筵は数秒のタイムラグを経た後、声のした方へ振り返るとそこには、自分の銅像と肩を組んでいる古巣が浮かんでいて、ツッコミでも待っているかのようにニヤニヤとしながら筵の方を見ている。
幽霊である古巣は普通の状態では本田家の血筋のもの以外からは見えない。そのため銅像に抱きつくと言うSNSに投稿したら、即炎上しそうな行動をしていても騒ぎにはなっていなかった。
「これはこれは御先祖様、本当に“素晴らしい出来の鏡“ですね」
「ん〜、それはどう言う意味じゃ〜」
「いやだな〜、そっくりって事ですよ。・・・ああそう言えばみんな知ってる?、服屋の鏡って、ちょっとだけ凸面鏡になってて普通より痩せて見えるんだよ。だから気をつけた方がいいんだってさ」
筵は古巣に対して何時もの半笑いで返したあと、子供たちに豆知識を披露する。
「なんで今その豆知識を思い出したからは、聞かんでおこうかの〜」
古巣も筵の皮肉をあまり気にしていない様子で笑い飛ばすと、1回、空中を舞った後、筵たちの前に降り立つ。
「おお!!そこに居るのは、わっちの、え〜っと、玄孫たち?ではないか」
「ど、どうも」
「こんちわ〜」
「どうもっす」
急に古巣に話しかけられ、安住は驚き一歩引いて筵の影には隠れ、愛巣、アジトは普段と変わらない様子で返事を返す。

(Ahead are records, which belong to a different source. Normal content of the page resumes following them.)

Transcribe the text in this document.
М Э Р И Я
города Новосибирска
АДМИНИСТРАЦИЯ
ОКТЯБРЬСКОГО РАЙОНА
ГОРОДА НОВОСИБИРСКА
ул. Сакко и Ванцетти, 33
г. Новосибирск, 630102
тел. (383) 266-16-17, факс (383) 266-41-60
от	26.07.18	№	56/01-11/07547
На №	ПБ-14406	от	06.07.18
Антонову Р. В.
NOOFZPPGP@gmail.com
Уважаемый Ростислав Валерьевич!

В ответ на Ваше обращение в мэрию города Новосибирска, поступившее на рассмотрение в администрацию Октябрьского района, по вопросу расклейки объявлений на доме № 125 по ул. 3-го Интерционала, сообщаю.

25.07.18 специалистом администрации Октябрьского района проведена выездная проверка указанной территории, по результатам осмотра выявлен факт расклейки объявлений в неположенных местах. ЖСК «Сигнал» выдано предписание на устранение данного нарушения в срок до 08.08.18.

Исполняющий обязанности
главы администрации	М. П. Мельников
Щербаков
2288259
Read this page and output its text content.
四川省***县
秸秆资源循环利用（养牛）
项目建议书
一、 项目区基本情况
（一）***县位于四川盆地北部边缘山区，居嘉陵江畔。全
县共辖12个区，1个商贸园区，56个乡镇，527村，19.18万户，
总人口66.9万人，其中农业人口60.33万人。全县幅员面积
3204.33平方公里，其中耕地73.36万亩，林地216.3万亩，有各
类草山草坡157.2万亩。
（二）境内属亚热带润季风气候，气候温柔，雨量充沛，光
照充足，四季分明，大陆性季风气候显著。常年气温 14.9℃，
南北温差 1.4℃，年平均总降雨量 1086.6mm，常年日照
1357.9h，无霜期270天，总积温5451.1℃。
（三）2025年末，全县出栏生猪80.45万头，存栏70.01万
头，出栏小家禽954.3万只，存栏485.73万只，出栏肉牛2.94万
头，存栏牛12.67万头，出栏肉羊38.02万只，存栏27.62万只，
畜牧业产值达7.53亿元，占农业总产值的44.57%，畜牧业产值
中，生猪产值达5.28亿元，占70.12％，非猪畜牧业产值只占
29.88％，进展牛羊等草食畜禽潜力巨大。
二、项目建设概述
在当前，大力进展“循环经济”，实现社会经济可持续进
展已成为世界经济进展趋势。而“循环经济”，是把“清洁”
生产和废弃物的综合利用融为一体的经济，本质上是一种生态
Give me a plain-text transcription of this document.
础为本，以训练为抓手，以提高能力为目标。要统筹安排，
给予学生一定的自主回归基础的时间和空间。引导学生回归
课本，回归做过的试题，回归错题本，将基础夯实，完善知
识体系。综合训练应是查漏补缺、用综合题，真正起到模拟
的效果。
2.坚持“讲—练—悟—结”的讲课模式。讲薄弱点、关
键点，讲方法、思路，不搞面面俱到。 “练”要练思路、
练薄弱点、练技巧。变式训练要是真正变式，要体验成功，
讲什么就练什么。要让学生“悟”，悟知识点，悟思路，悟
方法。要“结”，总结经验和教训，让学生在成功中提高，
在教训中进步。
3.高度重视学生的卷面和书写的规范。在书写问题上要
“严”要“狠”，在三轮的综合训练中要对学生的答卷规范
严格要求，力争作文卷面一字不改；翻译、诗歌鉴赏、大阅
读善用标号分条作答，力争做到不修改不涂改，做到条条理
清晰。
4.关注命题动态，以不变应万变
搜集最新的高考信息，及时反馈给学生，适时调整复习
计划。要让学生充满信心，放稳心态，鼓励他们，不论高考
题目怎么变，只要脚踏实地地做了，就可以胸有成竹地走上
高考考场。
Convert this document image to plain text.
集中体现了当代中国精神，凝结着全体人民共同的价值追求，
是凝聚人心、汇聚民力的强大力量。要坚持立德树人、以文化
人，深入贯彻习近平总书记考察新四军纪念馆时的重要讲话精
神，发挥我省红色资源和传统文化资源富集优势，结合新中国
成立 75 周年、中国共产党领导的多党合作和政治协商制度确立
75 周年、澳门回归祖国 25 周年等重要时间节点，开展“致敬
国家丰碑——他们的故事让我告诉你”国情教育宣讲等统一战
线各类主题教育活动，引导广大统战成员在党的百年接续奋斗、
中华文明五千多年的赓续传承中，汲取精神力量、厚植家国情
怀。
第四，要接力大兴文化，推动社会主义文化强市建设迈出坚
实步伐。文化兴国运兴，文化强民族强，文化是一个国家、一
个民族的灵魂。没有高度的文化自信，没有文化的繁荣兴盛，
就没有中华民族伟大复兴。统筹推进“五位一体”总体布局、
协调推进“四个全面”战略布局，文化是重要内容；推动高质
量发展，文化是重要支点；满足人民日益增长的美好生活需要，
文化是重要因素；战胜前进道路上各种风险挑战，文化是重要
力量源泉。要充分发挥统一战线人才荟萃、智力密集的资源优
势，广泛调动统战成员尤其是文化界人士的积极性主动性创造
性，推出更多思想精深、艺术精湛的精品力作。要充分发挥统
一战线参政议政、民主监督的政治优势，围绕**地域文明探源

「なんじゃ、安住や。そんな怖がらんでも乗り移ったりはせぬぞ?」
「また懲りずに乗り移ろうとしたんじゃないですか?楼ちゃんの時みたいに」
「濡れ衣は困るの〜、そんなことした覚えは無いぞ。まあ未来の話は分からんがな」
古巣はそう言うと、更に筵の奥に隠れた安住をのぞき込むように見る。
「この様子だと、本当にやらかしてしまったらしいので、取り敢えず、安住ちゃんに謝ってもらっていいですか?」
「なんと!?未来の事を謝るハメになるとはの〜、・・・まあ良いか、謝る事だけならタダじゃし、嫌われるならともかく、怖がられてはやりづらいからの〜」
古巣は空中で浮いた状態で三指をつき、土下座の態勢をとる。
「この度は、本当に申し訳なかった。この通りじゃ。多分また繰り返すだろうが、深く反省しておるから許してくりゃれ」
古巣の今までのしてきた事に対しても、反省の気持ちゼロの謝罪に、やはり血は争えないのだと思えた。
「御先祖様のそういう所、僕は嫌いじゃないですよ。・・・安住ちゃんもこれで取り敢えず普通に話してあげて」
「まあ、パパが言うなら」
筵は安住に優しく語りかけると、安住はゆっくりと頷きそれを承諾する。
ドドドドドド!!
筵たちは古巣と和解して、次を見て回ろうとしていると機関銃の銃声の様な爆音が入口の方から響いた。
そしてゾロゾロと軍隊の服のようなものを着て機関銃を持った男女入り混じった者達が侵入してくる。
その者達は入るなり、機関銃で展示されているものを撃ち破壊していき、その破壊活動は先程の、古巣の銅像にまでおよび、粉々に破壊される。
「ああ!!わっちの銅像が粉々になってしも〜た」
館内はその集団の破壊行為により、パニックになっている中、古巣は自分の銅像の元まで飛んで行き、死傷を受けた戦友にするように寄り添い涙を流す。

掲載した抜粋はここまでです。